With this being the case, incoming school leaders can allow processes and practices to lapse for a period of time, then re-introducing them as new ideas after twelve months or two years. This is accepted as healthy change by a client group who, not familiar with the way it was, considers these changes to be new rather than ongoing. This could apply to school assessments, reporting to parents, school marketing, methods of newsletter circulation and so on. Far from being new, these approaches are back to the past; however they are claimed as being new ideas. Undeserved credit is given to leaders for what is tantamount to recycling.

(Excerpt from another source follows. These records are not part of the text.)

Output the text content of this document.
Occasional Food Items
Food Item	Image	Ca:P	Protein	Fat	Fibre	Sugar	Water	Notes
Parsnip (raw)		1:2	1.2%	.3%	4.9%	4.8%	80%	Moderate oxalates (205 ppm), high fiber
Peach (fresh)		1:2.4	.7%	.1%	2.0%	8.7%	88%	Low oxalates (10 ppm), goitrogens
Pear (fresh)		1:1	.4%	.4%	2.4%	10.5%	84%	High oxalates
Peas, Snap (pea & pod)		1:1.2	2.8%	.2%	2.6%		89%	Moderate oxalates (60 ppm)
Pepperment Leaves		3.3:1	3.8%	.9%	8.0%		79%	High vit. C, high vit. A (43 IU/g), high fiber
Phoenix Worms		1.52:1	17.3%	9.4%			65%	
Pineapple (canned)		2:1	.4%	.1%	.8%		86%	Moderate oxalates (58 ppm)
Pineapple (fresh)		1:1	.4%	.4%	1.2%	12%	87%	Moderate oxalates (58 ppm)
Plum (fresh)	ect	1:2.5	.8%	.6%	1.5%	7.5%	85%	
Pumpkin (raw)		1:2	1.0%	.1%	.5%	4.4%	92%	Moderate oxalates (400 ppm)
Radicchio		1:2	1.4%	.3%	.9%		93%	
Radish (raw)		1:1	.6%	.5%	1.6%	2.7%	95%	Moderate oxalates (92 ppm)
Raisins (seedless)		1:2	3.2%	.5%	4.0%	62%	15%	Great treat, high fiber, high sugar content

‘New’ initiatives and approaches are new to those who come later, but not to those who have been there all along. In other words, what is ‘new’ is really old hat.
No -one denies that school leaders (and leaders of other organisations) need to be given a fair go. Pragmatic people rejoice with leaders for and in their management and administrative successes. Those who don’t are sadly negative or inherently jealous.
However, when incoming leaders in turn deny what has gone before, wanting to minimise memories of previous leadership contribution and distance their predecessors from the current and contemporary organisation, a similar negative applies. The one is hardly better than the other.
Some leaders from the past may want to ‘push in’, being reluctant to let go. Others are more than willing to relinquish but can stay connected in a positive context as resource people.
It is behoven on school leaders to be careful lest their actions lead to negativity and generate bitter waters and bad feeling for and within their organisations.